Baca juga: ISEI Hadiahi Pemerintah Buku Putih Solusi Tantangan Ekonomi Indonesia
Perry mengatakan, sebagai sebuah organisasi yang yang telah berusia 64 tahun, ISEI berkomitmen untuk terus berperan dan berkontribusi dalam pembangunan ekonomi nasional. Hal itu sesuai dengan tiga manifesto ISEI yang dicanangkan para pendiri ISEI.
”ISEI akan mengambil peran positif untuk kemajuan kesejahteraan masyarakat, mengembangkan ilmu ekonomi, dan menyampaikan pemikiran-pemikiran ekonomi yang sejalan dengan falsafah Pancasila,” ujarnya.
Modal sosial
Dalam konferensi BMEB ke-13 di Bali, salah satu poin yang terungkap dalam pengembangan ekonomi digital adalah pentingnya mengelola modal sosial. Modal sosial itu dimiliki negara-negara maju dan berkembang. Jika dikumpulkan dan dikelola dengan baik, modal sosial menjadi sumber pendanaan di berbagai sektor.

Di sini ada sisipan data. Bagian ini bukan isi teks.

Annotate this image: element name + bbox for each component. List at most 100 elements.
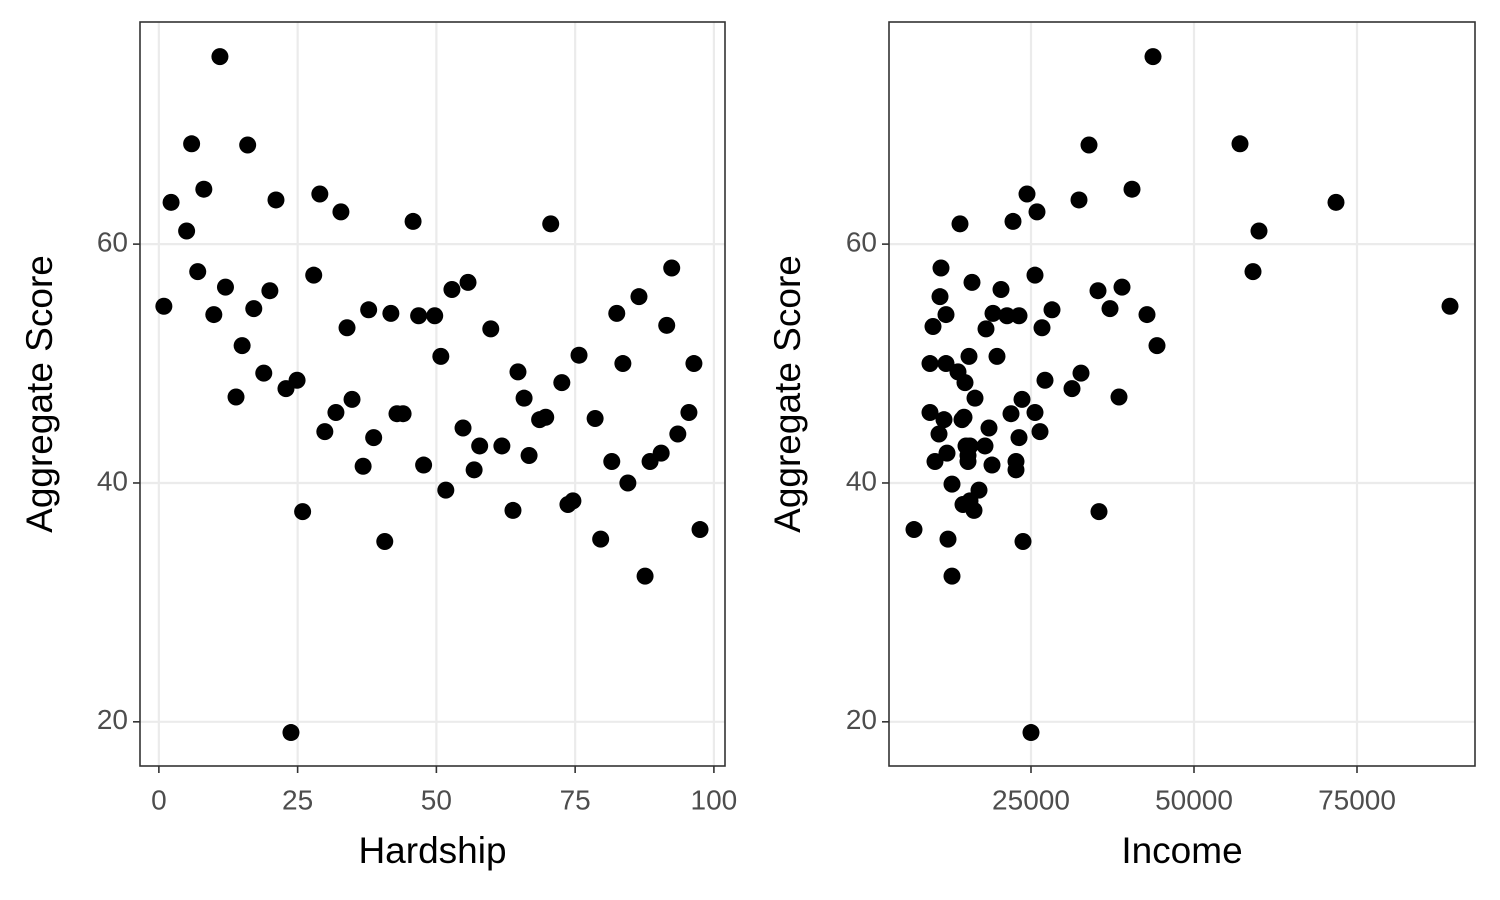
point	[976, 437, 994, 455]
point	[614, 355, 632, 373]
point	[1026, 266, 1044, 284]
point	[636, 567, 654, 585]
point	[360, 301, 378, 319]
point	[951, 215, 969, 233]
x-tick-label: 25	[282, 784, 313, 815]
point	[943, 567, 961, 585]
point	[685, 355, 703, 373]
point	[1036, 371, 1054, 389]
point	[935, 411, 953, 429]
point	[1070, 191, 1088, 209]
point	[998, 307, 1016, 325]
point	[1043, 301, 1061, 319]
point	[1250, 222, 1268, 240]
x-axis-title: Hardship	[358, 830, 506, 871]
point	[984, 304, 1002, 322]
point	[1231, 135, 1249, 153]
point	[282, 724, 300, 742]
point	[619, 474, 637, 492]
point	[663, 259, 681, 277]
y-tick-label: 20	[97, 704, 128, 735]
point	[980, 419, 998, 437]
point	[520, 447, 538, 465]
x-tick-label: 50000	[1155, 784, 1233, 815]
point	[394, 405, 412, 423]
point	[216, 278, 234, 296]
point	[988, 347, 1006, 365]
point	[382, 304, 400, 322]
point	[316, 423, 334, 441]
point	[1138, 306, 1156, 324]
y-tick-label: 40	[846, 465, 877, 496]
point	[189, 263, 207, 281]
point	[332, 203, 350, 221]
point	[932, 259, 950, 277]
point	[443, 281, 461, 299]
point	[245, 300, 263, 318]
point	[956, 374, 974, 392]
point	[327, 404, 345, 422]
point	[963, 273, 981, 291]
point	[1327, 193, 1345, 211]
point	[1014, 532, 1032, 550]
point	[1080, 136, 1098, 154]
point	[504, 501, 522, 519]
point	[1022, 724, 1040, 742]
point	[1026, 404, 1044, 422]
point	[921, 355, 939, 373]
point	[454, 419, 472, 437]
point	[570, 346, 588, 364]
point	[415, 456, 433, 474]
point	[937, 306, 955, 324]
point	[1089, 282, 1107, 300]
y-axis-title: Aggregate Score	[767, 255, 808, 533]
point	[970, 481, 988, 499]
point	[937, 355, 955, 373]
point	[965, 501, 983, 519]
point	[1007, 461, 1025, 479]
point	[1123, 180, 1141, 198]
point	[1072, 364, 1090, 382]
point	[255, 364, 273, 382]
point	[938, 444, 956, 462]
point	[1002, 405, 1020, 423]
point	[943, 475, 961, 493]
point	[1013, 390, 1031, 408]
point	[195, 180, 213, 198]
x-tick-label: 0	[151, 784, 167, 815]
point	[1028, 203, 1046, 221]
point	[162, 193, 180, 211]
point	[365, 429, 383, 447]
point	[1004, 212, 1022, 230]
y-tick-label: 60	[846, 227, 877, 258]
point	[966, 389, 984, 407]
point	[992, 281, 1010, 299]
x-tick-label: 100	[691, 784, 738, 815]
point	[630, 288, 648, 306]
point	[465, 461, 483, 479]
point	[930, 425, 948, 443]
point	[961, 437, 979, 455]
x-axis-title: Income	[1121, 830, 1242, 871]
point	[261, 282, 279, 300]
point	[294, 503, 312, 521]
point	[404, 212, 422, 230]
point	[343, 390, 361, 408]
point	[652, 444, 670, 462]
point	[977, 320, 995, 338]
point	[983, 456, 1001, 474]
y-tick-label: 20	[846, 704, 877, 735]
point	[1113, 278, 1131, 296]
point	[939, 530, 957, 548]
point	[1063, 380, 1081, 398]
point	[233, 337, 251, 355]
point	[354, 457, 372, 475]
point	[608, 304, 626, 322]
point	[564, 492, 582, 510]
point	[437, 481, 455, 499]
point	[921, 404, 939, 422]
y-tick-label: 60	[97, 227, 128, 258]
point	[471, 437, 489, 455]
point	[691, 521, 709, 539]
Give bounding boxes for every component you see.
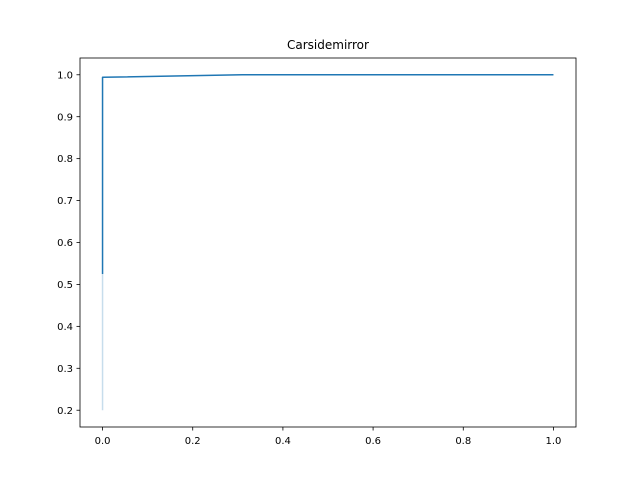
x-tick-label: 0.4 bbox=[275, 436, 291, 447]
y-tick-label: 0.6 bbox=[57, 238, 73, 249]
y-tick-label: 0.7 bbox=[57, 196, 73, 207]
y-tick-label: 0.5 bbox=[57, 280, 73, 291]
x-tick-label: 0.0 bbox=[95, 436, 111, 447]
x-tick-label: 0.2 bbox=[185, 436, 201, 447]
x-tick-label: 0.6 bbox=[365, 436, 381, 447]
series-line bbox=[101, 74, 554, 274]
axes-frame bbox=[79, 57, 577, 428]
y-tick-label: 1.0 bbox=[57, 70, 73, 81]
y-tick-label: 0.8 bbox=[57, 154, 73, 165]
y-tick-label: 0.2 bbox=[57, 406, 73, 417]
plot-area bbox=[101, 74, 554, 411]
x-tick-label: 1.0 bbox=[546, 436, 562, 447]
y-tick-label: 0.4 bbox=[57, 322, 73, 333]
y-tick-label: 0.3 bbox=[57, 364, 73, 375]
x-tick-label: 0.8 bbox=[455, 436, 471, 447]
y-tick-label: 0.9 bbox=[57, 112, 73, 123]
axes: 0.0 0.2 0.4 0.6 0.8 1.0 0.2 0.3 0.4 0.5 0.6 0.7 0.8 0… bbox=[57, 57, 577, 447]
chart-title: Carsidemirror bbox=[287, 38, 369, 52]
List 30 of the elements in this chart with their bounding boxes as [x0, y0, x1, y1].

Ekonom dari Universitas Fordham, New York, Amerika Serikat, Iftekhar Hasan mengatakan, modal sosial ini berakar dari budaya masyarakat. Kelompok masyarakat pasti memiliki sikap saling membantu satu sama lain dengan berbasis kepercayaan.
Modal sosial ini bisa dikembangkan untuk menumbuhkan ekonomi daerah atau negara. Dalam konteks ekonomi, modal sosial yang berupa patungan dana atau sumbangan dapat dikelola dengan baik dan terarah guna meningkatkan ekonomi.
”Namun, hal itu perlu dikelola dengan hati-hati oleh institusi atau lembaga terpercaya. Di China, misalnya, modal sosial ini dikelola pelaku usaha tekfin pinjaman antarpihak (peer-to-peer lending/P2P) untuk membangun ekonomi regional,” katanya.
Melalui pengelolaan dana modal sosial, lanjut Hasan, gap atau kesenjangan antara masyarakat kaya dan miskin dapat dipersempit. Masyarakat kaya dapat memberikan dananya kepada tekfin P2P untuk menyalurkannya kepada masyarakat miskin. Namun, suku bunga pinjaman dalam pengelolaan dana sosial ini harus wajar atau tidak terlalu tinggi.